Berlinale ’22 Encounters: “Incredible but true”

Die filmischen Anreize, mit denen Quentin Dupieux das Publikum in seine Kuriositäten-Komödien lockt, basieren auf dem gleichen Prinzip wie die des listigen Immobilienmaklers (Stéphane Pezerat), der im jüngsten Werk des französischen Regisseurs einem mittelalten Pärchen ein Design-Anwesen in den Pariser Außenbezirken verkauft.
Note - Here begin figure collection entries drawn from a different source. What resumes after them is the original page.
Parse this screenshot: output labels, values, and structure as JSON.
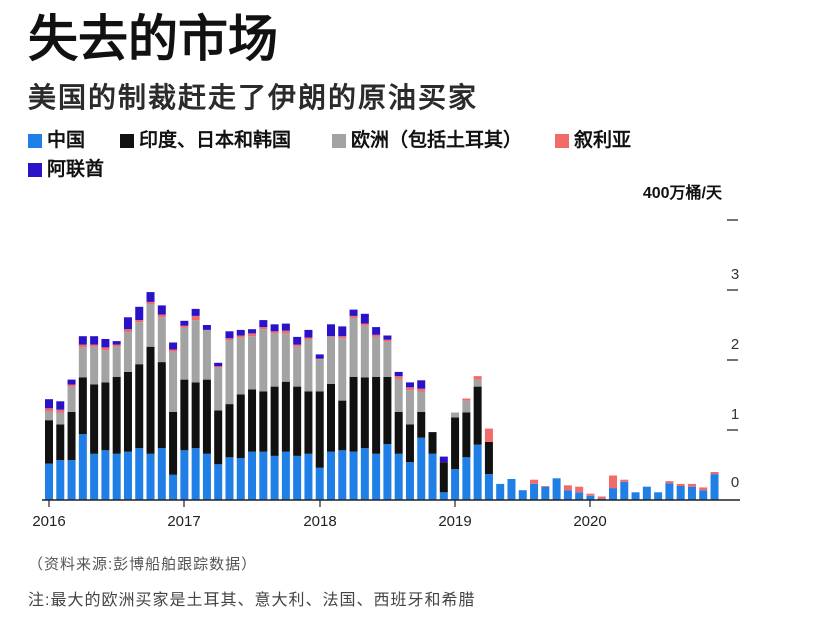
{
  "chart_data": {
    "type": "bar",
    "stacked": true,
    "title": "失去的市场",
    "subtitle": "美国的制裁赶走了伊朗的原油买家",
    "ylabel": "400万桶/天",
    "ylim": [
      0,
      4
    ],
    "yticks": [
      "0",
      "1",
      "2",
      "3"
    ],
    "xticks": [
      "2016",
      "2017",
      "2018",
      "2019",
      "2020"
    ],
    "grid": false,
    "legend": "top-left",
    "x": [
      "2016-01",
      "2016-02",
      "2016-03",
      "2016-04",
      "2016-05",
      "2016-06",
      "2016-07",
      "2016-08",
      "2016-09",
      "2016-10",
      "2016-11",
      "2016-12",
      "2017-01",
      "2017-02",
      "2017-03",
      "2017-04",
      "2017-05",
      "2017-06",
      "2017-07",
      "2017-08",
      "2017-09",
      "2017-10",
      "2017-11",
      "2017-12",
      "2018-01",
      "2018-02",
      "2018-03",
      "2018-04",
      "2018-05",
      "2018-06",
      "2018-07",
      "2018-08",
      "2018-09",
      "2018-10",
      "2018-11",
      "2018-12",
      "2019-01",
      "2019-02",
      "2019-03",
      "2019-04",
      "2019-05",
      "2019-06",
      "2019-07",
      "2019-08",
      "2019-09",
      "2019-10",
      "2019-11",
      "2019-12",
      "2020-01",
      "2020-02",
      "2020-03",
      "2020-04",
      "2020-05",
      "2020-06",
      "2020-07",
      "2020-08",
      "2020-09",
      "2020-10",
      "2020-11",
      "2020-12"
    ],
    "series": [
      {
        "name": "中国",
        "color": "#1f7fe6",
        "values": [
          0.52,
          0.57,
          0.57,
          0.94,
          0.66,
          0.71,
          0.66,
          0.69,
          0.74,
          0.66,
          0.74,
          0.36,
          0.71,
          0.74,
          0.66,
          0.51,
          0.61,
          0.6,
          0.69,
          0.69,
          0.63,
          0.69,
          0.63,
          0.66,
          0.46,
          0.69,
          0.71,
          0.69,
          0.74,
          0.66,
          0.8,
          0.66,
          0.54,
          0.89,
          0.66,
          0.11,
          0.44,
          0.61,
          0.79,
          0.37,
          0.23,
          0.3,
          0.14,
          0.23,
          0.19,
          0.31,
          0.14,
          0.11,
          0.06,
          0.02,
          0.17,
          0.26,
          0.11,
          0.19,
          0.11,
          0.24,
          0.2,
          0.19,
          0.14,
          0.37
        ]
      },
      {
        "name": "印度、日本和韩国",
        "color": "#111111",
        "values": [
          0.62,
          0.51,
          0.69,
          0.81,
          0.99,
          0.97,
          1.1,
          1.14,
          1.2,
          1.53,
          1.23,
          0.9,
          1.01,
          0.94,
          1.06,
          0.77,
          0.76,
          0.91,
          0.89,
          0.86,
          0.99,
          1.0,
          0.99,
          0.89,
          1.09,
          0.97,
          0.71,
          1.07,
          1.01,
          1.1,
          0.96,
          0.6,
          0.54,
          0.37,
          0.31,
          0.43,
          0.74,
          0.64,
          0.83,
          0.46,
          0,
          0,
          0,
          0,
          0,
          0,
          0,
          0,
          0,
          0,
          0,
          0,
          0,
          0,
          0,
          0,
          0,
          0,
          0,
          0
        ]
      },
      {
        "name": "欧洲（包括土耳其）",
        "color": "#a3a3a3",
        "values": [
          0.12,
          0.17,
          0.36,
          0.43,
          0.54,
          0.46,
          0.43,
          0.57,
          0.6,
          0.61,
          0.64,
          0.86,
          0.74,
          0.89,
          0.71,
          0.61,
          0.91,
          0.81,
          0.76,
          0.89,
          0.76,
          0.69,
          0.57,
          0.74,
          0.46,
          0.67,
          0.89,
          0.84,
          0.74,
          0.57,
          0.5,
          0.47,
          0.49,
          0.29,
          0,
          0,
          0.07,
          0.17,
          0.1,
          0,
          0,
          0,
          0,
          0,
          0,
          0,
          0,
          0,
          0,
          0,
          0,
          0,
          0,
          0,
          0,
          0,
          0,
          0,
          0,
          0
        ]
      },
      {
        "name": "叙利亚",
        "color": "#f26b6b",
        "values": [
          0.05,
          0.04,
          0.03,
          0.04,
          0.03,
          0.04,
          0.03,
          0.04,
          0.03,
          0.03,
          0.04,
          0.03,
          0.03,
          0.06,
          0,
          0.02,
          0.03,
          0.03,
          0.04,
          0.03,
          0.03,
          0.04,
          0.03,
          0.03,
          0.01,
          0.01,
          0.03,
          0.03,
          0.03,
          0.03,
          0.03,
          0.04,
          0.04,
          0.04,
          0,
          0,
          0,
          0.03,
          0.05,
          0.19,
          0,
          0,
          0,
          0.06,
          0.01,
          0,
          0.07,
          0.08,
          0.03,
          0.03,
          0.18,
          0.03,
          0,
          0,
          0,
          0.03,
          0.03,
          0.04,
          0.04,
          0.03
        ]
      },
      {
        "name": "阿联酋",
        "color": "#2a12c9",
        "values": [
          0.13,
          0.12,
          0.07,
          0.12,
          0.12,
          0.12,
          0.05,
          0.17,
          0.19,
          0.14,
          0.13,
          0.1,
          0.07,
          0.1,
          0.07,
          0.05,
          0.1,
          0.08,
          0.06,
          0.1,
          0.1,
          0.1,
          0.11,
          0.11,
          0.06,
          0.17,
          0.14,
          0.09,
          0.14,
          0.11,
          0.06,
          0.06,
          0.07,
          0.12,
          0,
          0.08,
          0,
          0,
          0,
          0,
          0,
          0,
          0,
          0,
          0,
          0,
          0,
          0,
          0,
          0,
          0,
          0,
          0,
          0,
          0,
          0,
          0,
          0,
          0,
          0
        ]
      }
    ],
    "source": "（资料来源:彭博船舶跟踪数据）",
    "note": "注:最大的欧洲买家是土耳其、意大利、法国、西班牙和希腊"
  }
}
Die Überraschung im Keller des Hauses, dessen Verkauf an Alain (Alain Chabat) und Marie (Léa Drucker) die augenzwinkernd vorausblickende Parallelinszenierung beider Einzugs und Einwohnens vorwegnimmt, wird im Kundengespräch maximal umständlich hinausgezögert.

Diese neckische Provokation durch verzögerte Befriedigung der Neugier des Publikums und der Protagonisten am betont unspektakulären Schauplatz ist nicht die einzige Situation, den die knapp 75 Minuten schnellen Story recycelt. Dupieux ist vernarrt in seine Gags, die stets dem selben Schema folgen. Diese Einförmigkeit wird umso anstrengender durch die altbackene Biederkeit eines Humors, der die Reproduktion xenophober, sexistischer und konservativer Klischees als feingeistige Gesellschaftskritik ausgibt. Und das Keller-Geheimnis? Ein Zeitportal-Jungbrunnen mit psychopathischen Nebenwirkungen. 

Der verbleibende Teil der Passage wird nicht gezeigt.